Once GVHD is diagnosed, the standard-of-care therapy is steroids for moderate to severe disease. For patients with less severe disease but high-risk features, such as thrombocytopenia or high bilirubin levels, topical steroids may be an option for initial treatment. In acute GVHD, high-dose steroids are typically tapered off rapidly, Samuel said. In chronic GVHD, however, patients can start with 1 mg/kg, with the goal of controlling the disease quickly by using 2 weeks of high-dose therapy.
“You have to think [about] what the consequences of this [are],” Samuel said. “Their blood sugar [level] might go up, blood pressure [level] might go up, [and they’re at] increased risk of fungal infection, so you want to make sure they’re on antifungal and antiviral prophylaxis. But most importantly, try to taper the steroid each week.”
For instance, after the first 2 weeks of treatment, Samuel said, a patient’s dose might decrease by 25%. However, a flare-up suggests they are becoming resistant to the treatment or are experiencing some loss of response, which can result in much longer tapering processes for months rather than weeks.
Clinicians have a myriad of options in the second-line setting, including ruxolitinib and the recently approved belumosudil, which has a favorable adverse event profile. Bruton tyrosine kinases have also been used in addition to imatinib and traditional immunosuppressants such as cyclosporine, tacrolimus, and sirolimus.

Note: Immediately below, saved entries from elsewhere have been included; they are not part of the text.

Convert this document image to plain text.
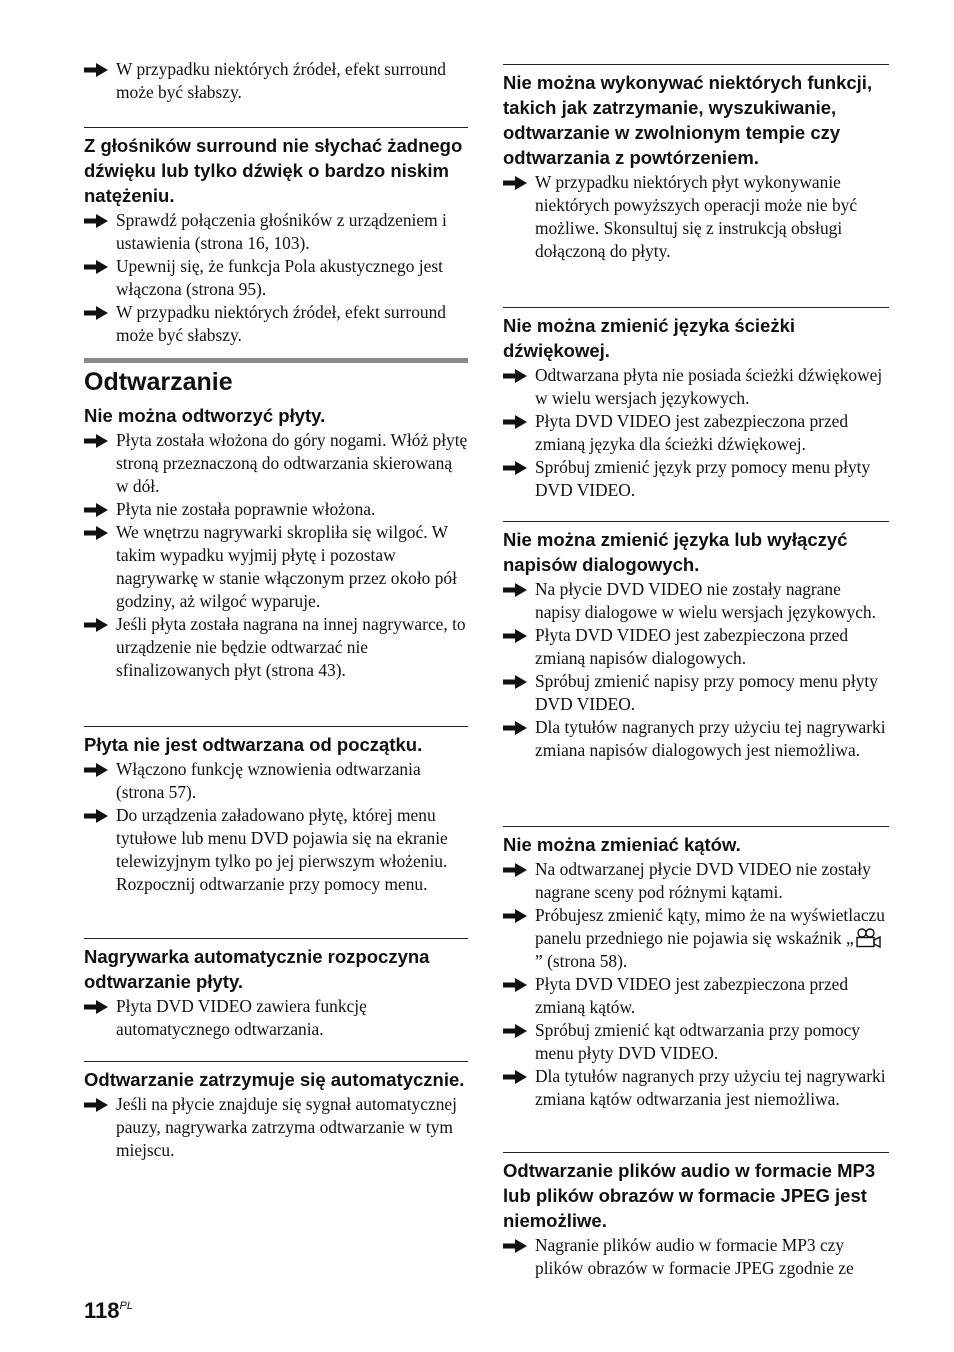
W przypadku niektórych źródeł, efekt surround może być słabszy.
Z głośników surround nie słychać żadnego dźwięku lub tylko dźwięk o bardzo niskim natężeniu.
Sprawdź połączenia głośników z urządzeniem i ustawienia (strona 16, 103).
Upewnij się, że funkcja Pola akustycznego jest włączona (strona 95).
W przypadku niektórych źródeł, efekt surround może być słabszy.
Odtwarzanie
Nie można odtworzyć płyty.
Płyta została włożona do góry nogami. Włóż płytę stroną przeznaczoną do odtwarzania skierowaną w dół.
Płyta nie została poprawnie włożona.
We wnętrzu nagrywarki skropliła się wilgoć. W takim wypadku wyjmij płytę i pozostaw nagrywarkę w stanie włączonym przez około pół godziny, aż wilgoć wyparuje.
Jeśli płyta została nagrana na innej nagrywarce, to urządzenie nie będzie odtwarzać nie sfinalizowanych płyt (strona 43).
Płyta nie jest odtwarzana od początku.
Włączono funkcję wznowienia odtwarzania (strona 57).
Do urządzenia załadowano płytę, której menu tytułowe lub menu DVD pojawia się na ekranie telewizyjnym tylko po jej pierwszym włożeniu. Rozpocznij odtwarzanie przy pomocy menu.
Nagrywarka automatycznie rozpoczyna odtwarzanie płyty.
Płyta DVD VIDEO zawiera funkcję automatycznego odtwarzania.
Odtwarzanie zatrzymuje się automatycznie.
Jeśli na płycie znajduje się sygnał automatycznej pauzy, nagrywarka zatrzyma odtwarzanie w tym miejscu.
Nie można wykonywać niektórych funkcji, takich jak zatrzymanie, wyszukiwanie, odtwarzanie w zwolnionym tempie czy odtwarzania z powtórzeniem.
W przypadku niektórych płyt wykonywanie niektórych powyższych operacji może nie być możliwe. Skonsultuj się z instrukcją obsługi dołączoną do płyty.
Nie można zmienić języka ścieżki dźwiękowej.
Odtwarzana płyta nie posiada ścieżki dźwiękowej w wielu wersjach językowych.
Płyta DVD VIDEO jest zabezpieczona przed zmianą języka dla ścieżki dźwiękowej.
Spróbuj zmienić język przy pomocy menu płyty DVD VIDEO.
Nie można zmienić języka lub wyłączyć napisów dialogowych.
Na płycie DVD VIDEO nie zostały nagrane napisy dialogowe w wielu wersjach językowych.
Płyta DVD VIDEO jest zabezpieczona przed zmianą napisów dialogowych.
Spróbuj zmienić napisy przy pomocy menu płyty DVD VIDEO.
Dla tytułów nagranych przy użyciu tej nagrywarki zmiana napisów dialogowych jest niemożliwa.
Nie można zmieniać kątów.
Na odtwarzanej płycie DVD VIDEO nie zostały nagrane sceny pod różnymi kątami.
Próbujesz zmienić kąty, mimo że na wyświetlaczu panelu przedniego nie pojawia się wskaźnik „” (strona 58).
Płyta DVD VIDEO jest zabezpieczona przed zmianą kątów.
Spróbuj zmienić kąt odtwarzania przy pomocy menu płyty DVD VIDEO.
Dla tytułów nagranych przy użyciu tej nagrywarki zmiana kątów odtwarzania jest niemożliwa.
Odtwarzanie plików audio w formacie MP3 lub plików obrazów w formacie JPEG jest niemożliwe.
Nagranie plików audio w formacie MP3 czy plików obrazów w formacie JPEG zgodnie ze
$118^{PL}$
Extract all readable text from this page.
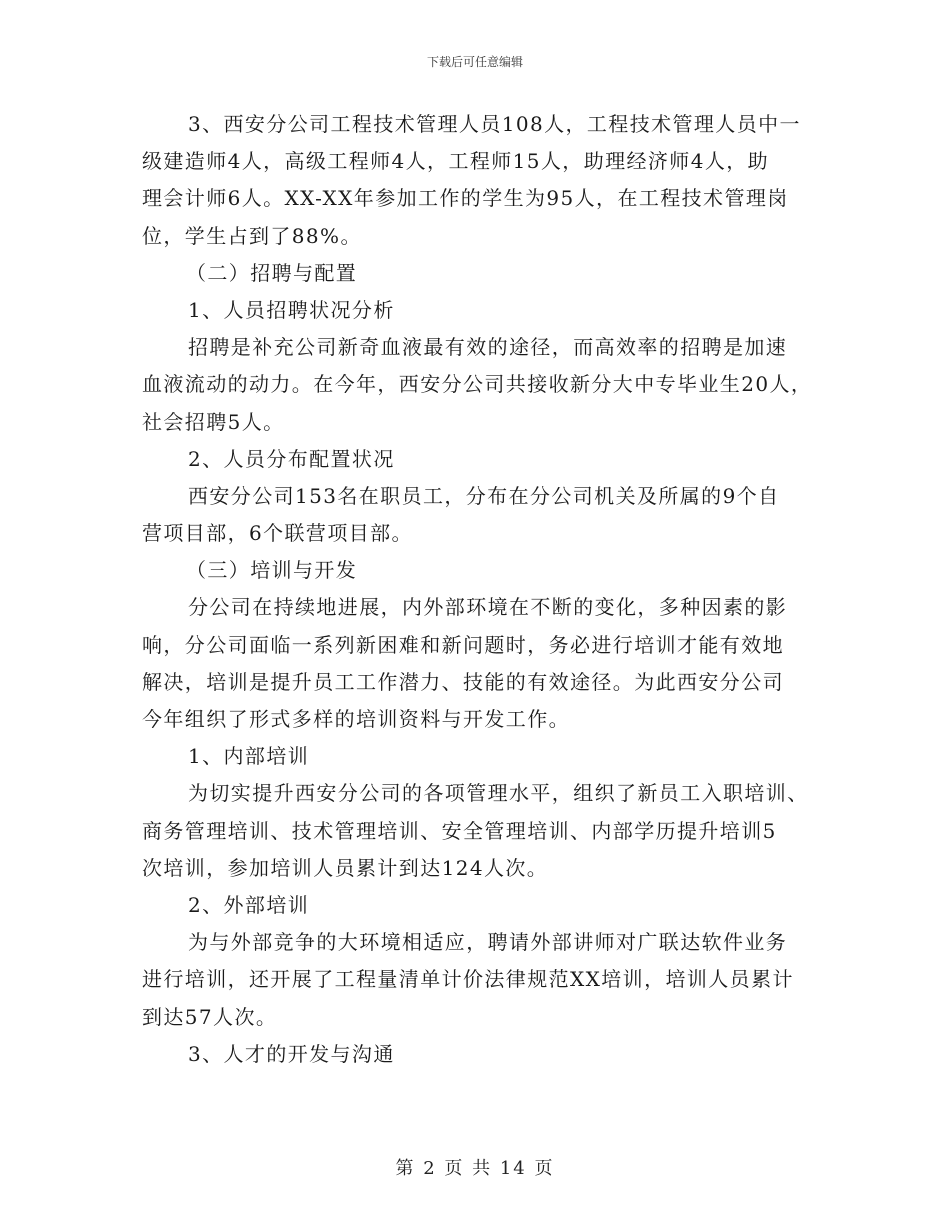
下载后可任意编辑
3、西安分公司工程技术管理人员108人，工程技术管理人员中一
级建造师4人，高级工程师4人，工程师15人，助理经济师4人，助
理会计师6人。XX-XX年参加工作的学生为95人，在工程技术管理岗
位，学生占到了88%。
（二）招聘与配置
1、人员招聘状况分析
招聘是补充公司新奇血液最有效的途径，而高效率的招聘是加速
血液流动的动力。在今年，西安分公司共接收新分大中专毕业生20人，
社会招聘5人。
2、人员分布配置状况
西安分公司153名在职员工，分布在分公司机关及所属的9个自
营项目部，6个联营项目部。
（三）培训与开发
分公司在持续地进展，内外部环境在不断的变化，多种因素的影
响，分公司面临一系列新困难和新问题时，务必进行培训才能有效地
解决，培训是提升员工工作潜力、技能的有效途径。为此西安分公司
今年组织了形式多样的培训资料与开发工作。
1、内部培训
为切实提升西安分公司的各项管理水平，组织了新员工入职培训、
商务管理培训、技术管理培训、安全管理培训、内部学历提升培训5
次培训，参加培训人员累计到达124人次。
2、外部培训
为与外部竞争的大环境相适应，聘请外部讲师对广联达软件业务
进行培训，还开展了工程量清单计价法律规范XX培训，培训人员累计
到达57人次。
3、人才的开发与沟通
第 2 页 共 14 页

With all these options, pharmacists can play key roles in managing the processes required to obtain them. Some agents may be difficult for retail pharmacies to obtain unless they are affiliated with a health care system, which can be an impediment for patients. Prior authorizations are also important for pharmacists to manage, particularly with outpatient therapies. Finally, Samuel said pharmacists’ overarching role is to limit patients’ barriers to access and ensure they receive the best treatment possible. “Adhering to these medication regimens can be very challenging,” Samuel said. “Cost of drugs can be a barrier to getting the medications or getting them [in a timely manner].”
Educating patients about these challenges prior to transplant can also help prepare them for some of the challenges, DeRespiris explained, although it may be hard for patients to understand exactly how challenging it will be. For instance, one forum participant shared a patient’s story about the challenges associated with taking 26 pills daily and how that resulted in stress and isolation.
“We see a lot of these patients prior to transplant, and it’s hard to convey how much goes into it [post transplant],” DeRespiris said. “You can explain what GVHD is and some of the [adverse] effects of the medication, but until the patient is really living it, I don’t think you can convey that [by] telling [them] about what [they] might experience or feel.”